Self-healing materials are a class of materials with the structurally incorporated ability to repair damage caused by normal wear and tear. Initiation of cracks and other types of damage on a microscopic level can change certain intrinsic properties, and eventually lead to failure of the material. A material that can intrinsically correct damage caused by normal usage could lower production costs through longer part lifetime, reduction of inefficiency caused by degradation, as well as prevent failure costs.

At the University of Illinois at Urbana-Champaign, Scott White and colleagues have developed a structural polymeric material with the ability to autonomically heal cracks. Autonomic healing is accomplished by incorporating a microencapsulated healing agent and a catalytic chemical trigger within an epoxy matrix. An approaching crack ruptures embedded microcapsules, releasing healing agent into the crack plane through capillary action. Polymerization of the healing agent is triggered by contact with the embedded catalyst, bonding the crack faces and leading to more than more than 90% recovery in toughness in fracture experiments.
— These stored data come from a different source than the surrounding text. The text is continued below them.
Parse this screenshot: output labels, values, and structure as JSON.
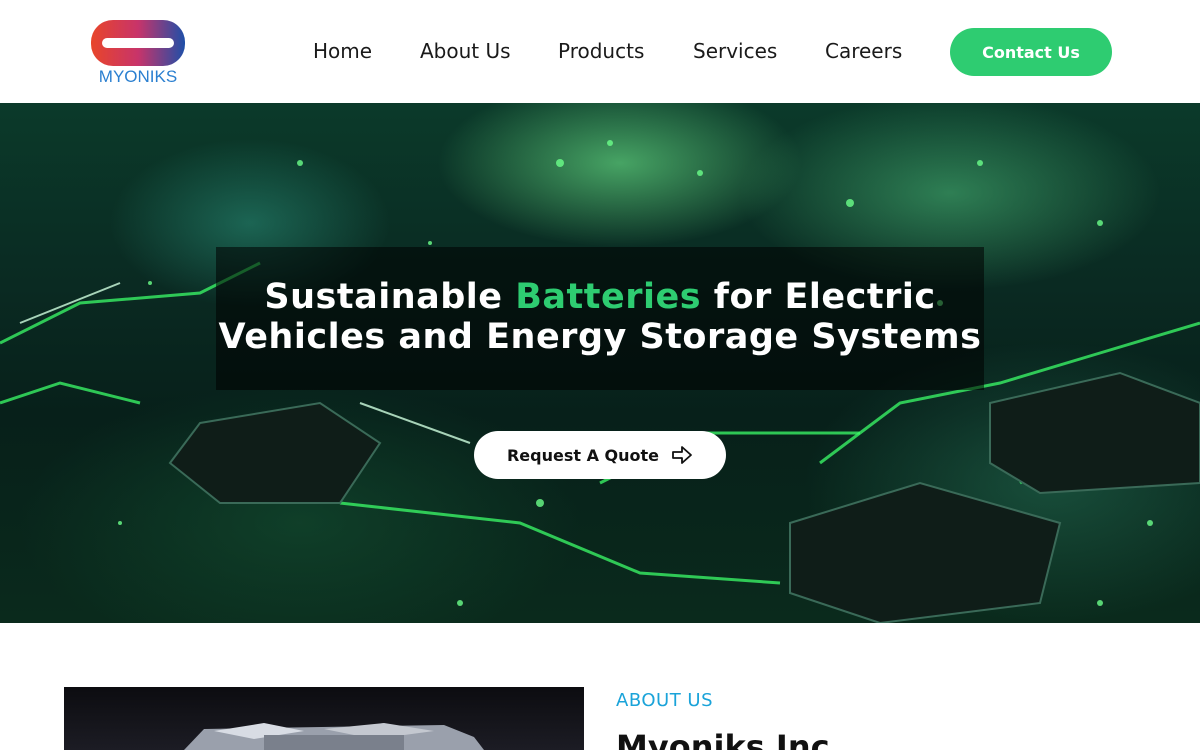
{
  "header": {
    "logo_text": "MYONIKS",
    "nav": {
      "home": "Home",
      "about": "About Us",
      "products": "Products",
      "services": "Services",
      "careers": "Careers"
    },
    "contact_label": "Contact Us"
  },
  "hero": {
    "title_part1": "Sustainable ",
    "title_accent": "Batteries",
    "title_part2": " for Electric Vehicles and Energy Storage Systems",
    "quote_label": "Request A Quote",
    "quote_icon": "arrow-right-icon"
  },
  "about": {
    "label": "ABOUT US",
    "title": "Myoniks Inc"
  },
  "colors": {
    "accent_green": "#2ecc71",
    "about_label_blue": "#1aa3d9",
    "logo_red": "#e8452a",
    "logo_blue": "#1e4fa8"
  }
}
As an ecomaterials strategy, dematerialization is not just about reducing the impact of materials themselves but also reducing secondary impacts, or embedded costs. Reducing the distance between points of manufacture and points of sale saves fuel and reduces overall materials impact.

Co-founded in 2007 by former Marine and Harvard Business School graduate Jay Rogers, Local Motors is premised on the notion of combining the crowd-sourcing and DIY movements with staid auto manufacturing. Amateurs and professionals submit designs to Local Motors’s Web site, and users vote on the winners in a monthly contest. If, among other factors, a vehicle generates enough buzz that the company thinks it could sell at least 500 of them, the engineers fine-tune the design to make it feasible. Then Local Motors sets up a micro-factory where buyers build the car themselves under guidance from the company’s instructors for an estimated $50,000.
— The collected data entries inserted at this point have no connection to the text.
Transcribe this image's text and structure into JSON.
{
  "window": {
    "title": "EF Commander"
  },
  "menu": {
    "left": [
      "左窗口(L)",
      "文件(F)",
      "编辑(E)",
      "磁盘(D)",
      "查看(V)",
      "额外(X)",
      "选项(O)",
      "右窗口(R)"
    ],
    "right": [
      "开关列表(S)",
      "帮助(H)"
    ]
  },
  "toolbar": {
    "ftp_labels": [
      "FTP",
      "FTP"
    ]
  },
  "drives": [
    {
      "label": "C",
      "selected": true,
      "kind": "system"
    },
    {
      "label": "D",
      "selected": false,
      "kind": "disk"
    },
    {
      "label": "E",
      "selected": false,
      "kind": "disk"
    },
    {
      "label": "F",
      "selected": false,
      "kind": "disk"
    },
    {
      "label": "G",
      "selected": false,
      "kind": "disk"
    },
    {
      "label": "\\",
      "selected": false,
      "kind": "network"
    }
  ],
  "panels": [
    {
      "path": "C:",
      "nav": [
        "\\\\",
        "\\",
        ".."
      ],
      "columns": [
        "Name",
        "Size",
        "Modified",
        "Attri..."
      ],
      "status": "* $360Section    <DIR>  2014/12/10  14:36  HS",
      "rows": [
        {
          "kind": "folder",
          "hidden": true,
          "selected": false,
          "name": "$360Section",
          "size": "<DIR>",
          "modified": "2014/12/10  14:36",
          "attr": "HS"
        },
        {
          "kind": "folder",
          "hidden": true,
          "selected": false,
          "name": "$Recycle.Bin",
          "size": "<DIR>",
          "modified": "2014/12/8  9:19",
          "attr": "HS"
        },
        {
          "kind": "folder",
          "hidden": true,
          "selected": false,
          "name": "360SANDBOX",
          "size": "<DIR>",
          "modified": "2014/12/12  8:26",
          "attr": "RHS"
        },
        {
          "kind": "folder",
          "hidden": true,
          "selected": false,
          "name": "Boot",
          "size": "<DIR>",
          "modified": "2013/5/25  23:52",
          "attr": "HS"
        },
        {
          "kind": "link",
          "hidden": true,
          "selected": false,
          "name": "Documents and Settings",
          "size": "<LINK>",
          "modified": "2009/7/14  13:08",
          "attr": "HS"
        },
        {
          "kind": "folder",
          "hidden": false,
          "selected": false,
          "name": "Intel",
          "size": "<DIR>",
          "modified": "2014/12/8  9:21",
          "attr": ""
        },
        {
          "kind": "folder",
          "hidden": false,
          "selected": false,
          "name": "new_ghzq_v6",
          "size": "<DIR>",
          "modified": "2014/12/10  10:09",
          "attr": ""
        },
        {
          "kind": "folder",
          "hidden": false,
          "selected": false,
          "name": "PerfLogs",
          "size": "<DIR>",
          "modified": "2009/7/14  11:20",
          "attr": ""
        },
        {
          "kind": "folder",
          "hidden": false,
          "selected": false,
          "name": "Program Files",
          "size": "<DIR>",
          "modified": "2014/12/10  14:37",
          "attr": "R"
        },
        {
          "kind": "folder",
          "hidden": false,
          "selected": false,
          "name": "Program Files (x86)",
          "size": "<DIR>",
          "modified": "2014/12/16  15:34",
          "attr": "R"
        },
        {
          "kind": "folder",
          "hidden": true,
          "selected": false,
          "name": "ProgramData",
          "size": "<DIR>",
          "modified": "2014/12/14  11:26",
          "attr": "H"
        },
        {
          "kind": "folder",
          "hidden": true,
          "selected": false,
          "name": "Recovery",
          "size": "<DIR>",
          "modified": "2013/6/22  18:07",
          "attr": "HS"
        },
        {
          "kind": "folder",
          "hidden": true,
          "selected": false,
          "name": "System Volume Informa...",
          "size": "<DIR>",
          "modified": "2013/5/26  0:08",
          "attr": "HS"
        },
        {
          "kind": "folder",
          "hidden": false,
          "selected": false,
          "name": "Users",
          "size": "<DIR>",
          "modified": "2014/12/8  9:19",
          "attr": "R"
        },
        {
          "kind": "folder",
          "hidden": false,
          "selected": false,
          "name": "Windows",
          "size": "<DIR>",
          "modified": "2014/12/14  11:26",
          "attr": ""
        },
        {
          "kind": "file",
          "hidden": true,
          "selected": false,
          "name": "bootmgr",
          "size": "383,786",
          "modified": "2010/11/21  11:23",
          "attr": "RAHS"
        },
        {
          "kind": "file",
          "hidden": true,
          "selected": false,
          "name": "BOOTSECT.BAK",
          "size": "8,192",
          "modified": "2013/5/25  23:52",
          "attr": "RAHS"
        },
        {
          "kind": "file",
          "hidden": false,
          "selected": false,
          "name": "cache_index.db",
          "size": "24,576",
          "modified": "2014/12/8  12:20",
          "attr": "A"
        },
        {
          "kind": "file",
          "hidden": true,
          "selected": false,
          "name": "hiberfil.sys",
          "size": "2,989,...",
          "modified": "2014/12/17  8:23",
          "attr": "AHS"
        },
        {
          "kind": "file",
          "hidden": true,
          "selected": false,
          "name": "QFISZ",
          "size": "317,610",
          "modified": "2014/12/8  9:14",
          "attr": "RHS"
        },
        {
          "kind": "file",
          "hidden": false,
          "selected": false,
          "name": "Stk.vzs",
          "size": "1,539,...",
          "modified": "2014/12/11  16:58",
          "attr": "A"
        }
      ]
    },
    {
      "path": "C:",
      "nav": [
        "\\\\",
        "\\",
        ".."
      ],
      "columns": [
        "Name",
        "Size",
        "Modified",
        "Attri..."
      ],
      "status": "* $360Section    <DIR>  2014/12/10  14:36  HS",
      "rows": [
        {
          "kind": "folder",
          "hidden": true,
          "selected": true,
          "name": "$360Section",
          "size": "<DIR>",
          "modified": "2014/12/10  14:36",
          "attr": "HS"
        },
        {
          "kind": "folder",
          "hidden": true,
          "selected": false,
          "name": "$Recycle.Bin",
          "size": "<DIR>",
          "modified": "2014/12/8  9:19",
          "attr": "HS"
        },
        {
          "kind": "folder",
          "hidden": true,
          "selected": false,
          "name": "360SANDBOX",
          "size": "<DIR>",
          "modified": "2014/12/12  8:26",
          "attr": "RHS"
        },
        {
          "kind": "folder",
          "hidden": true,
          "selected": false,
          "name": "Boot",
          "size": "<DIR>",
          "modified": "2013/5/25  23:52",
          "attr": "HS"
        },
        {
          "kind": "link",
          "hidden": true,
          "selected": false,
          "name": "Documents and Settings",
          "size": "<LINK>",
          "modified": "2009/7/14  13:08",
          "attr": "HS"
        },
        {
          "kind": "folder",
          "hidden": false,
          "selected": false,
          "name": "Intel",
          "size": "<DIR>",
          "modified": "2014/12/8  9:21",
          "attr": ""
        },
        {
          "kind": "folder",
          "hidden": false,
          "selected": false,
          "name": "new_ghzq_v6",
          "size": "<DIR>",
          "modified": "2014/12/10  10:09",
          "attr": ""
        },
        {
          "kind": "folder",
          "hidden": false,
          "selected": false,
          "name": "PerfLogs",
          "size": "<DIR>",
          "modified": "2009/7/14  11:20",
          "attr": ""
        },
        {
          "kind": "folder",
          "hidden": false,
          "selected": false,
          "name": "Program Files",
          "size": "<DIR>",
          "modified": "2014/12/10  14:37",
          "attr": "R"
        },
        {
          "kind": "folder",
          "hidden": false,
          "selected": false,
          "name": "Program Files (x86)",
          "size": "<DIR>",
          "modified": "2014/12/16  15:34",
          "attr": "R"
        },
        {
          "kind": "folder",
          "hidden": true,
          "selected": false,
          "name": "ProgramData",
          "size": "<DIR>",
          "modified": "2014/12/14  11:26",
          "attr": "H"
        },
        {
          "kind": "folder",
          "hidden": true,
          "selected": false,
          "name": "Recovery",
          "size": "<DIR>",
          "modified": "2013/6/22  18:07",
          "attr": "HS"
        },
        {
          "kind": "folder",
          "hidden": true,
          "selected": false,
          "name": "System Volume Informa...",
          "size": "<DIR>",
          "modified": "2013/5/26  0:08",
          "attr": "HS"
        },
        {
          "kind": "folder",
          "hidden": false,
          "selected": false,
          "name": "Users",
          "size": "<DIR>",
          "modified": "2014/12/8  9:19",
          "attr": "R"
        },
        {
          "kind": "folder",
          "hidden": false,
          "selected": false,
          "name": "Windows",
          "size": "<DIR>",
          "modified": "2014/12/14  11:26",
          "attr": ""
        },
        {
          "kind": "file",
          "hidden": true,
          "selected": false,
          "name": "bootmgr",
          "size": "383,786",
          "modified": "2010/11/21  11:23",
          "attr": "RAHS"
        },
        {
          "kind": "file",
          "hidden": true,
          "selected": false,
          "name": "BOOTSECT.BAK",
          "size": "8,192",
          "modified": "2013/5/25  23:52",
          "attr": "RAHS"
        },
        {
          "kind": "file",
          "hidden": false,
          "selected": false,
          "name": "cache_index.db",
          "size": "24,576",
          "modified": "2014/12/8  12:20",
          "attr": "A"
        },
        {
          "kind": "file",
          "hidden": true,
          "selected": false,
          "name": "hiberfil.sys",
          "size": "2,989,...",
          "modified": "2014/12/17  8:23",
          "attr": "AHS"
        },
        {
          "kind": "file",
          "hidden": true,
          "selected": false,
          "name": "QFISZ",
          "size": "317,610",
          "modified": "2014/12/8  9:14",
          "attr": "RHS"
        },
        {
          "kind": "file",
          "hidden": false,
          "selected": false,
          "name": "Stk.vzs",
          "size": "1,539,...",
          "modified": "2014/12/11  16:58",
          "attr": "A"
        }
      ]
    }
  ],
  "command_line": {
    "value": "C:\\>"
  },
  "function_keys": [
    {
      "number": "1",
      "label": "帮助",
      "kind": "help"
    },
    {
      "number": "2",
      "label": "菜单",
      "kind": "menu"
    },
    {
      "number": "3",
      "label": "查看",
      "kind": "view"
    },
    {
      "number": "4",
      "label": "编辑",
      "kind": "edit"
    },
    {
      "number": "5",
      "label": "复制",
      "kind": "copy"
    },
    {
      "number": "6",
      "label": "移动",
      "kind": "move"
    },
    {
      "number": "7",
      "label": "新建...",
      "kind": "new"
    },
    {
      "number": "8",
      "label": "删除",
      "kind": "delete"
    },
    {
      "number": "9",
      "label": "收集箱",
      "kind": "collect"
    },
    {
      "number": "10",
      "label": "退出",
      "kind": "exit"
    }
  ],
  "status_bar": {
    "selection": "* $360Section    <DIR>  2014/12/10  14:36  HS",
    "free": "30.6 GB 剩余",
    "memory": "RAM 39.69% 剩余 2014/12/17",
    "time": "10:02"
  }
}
Local Motors plans to release between 500 and 2,000 units of each model. The cars are not meant to compete with the major automakers, but rather fill in the gaps in the marketplace for unique designs. Rogers uses the analogy of a jar of marbles, each of which represents a vehicle from a major automaker. In between the marbles is empty space, space that can be filled with grains of sand--and those grains are Local Motors cars.

As a detoxification strategy, design for disassembly is concerned primarily with disassembling computers and cell phones easily into their component parts in order to ensure that heavy metals do not end up in landfills.

Active disassembly is a method of disassembling products into their separate components by creating gadgets that can break apart just by being exposed to heat or magnetism. It allows for a clean, nondestructive, quick and efficient method of component separation. This saves money, and the materials can be recovered more efficiently.

Utilizing active disassembly, Nokia has created a prototype of a cell phone that dissembles itself in two seconds. Today, most cell phones and other small electronics are shredded instead of taken apart for recycling, because the disassembly time is too expensive for the amount of material reclaimed.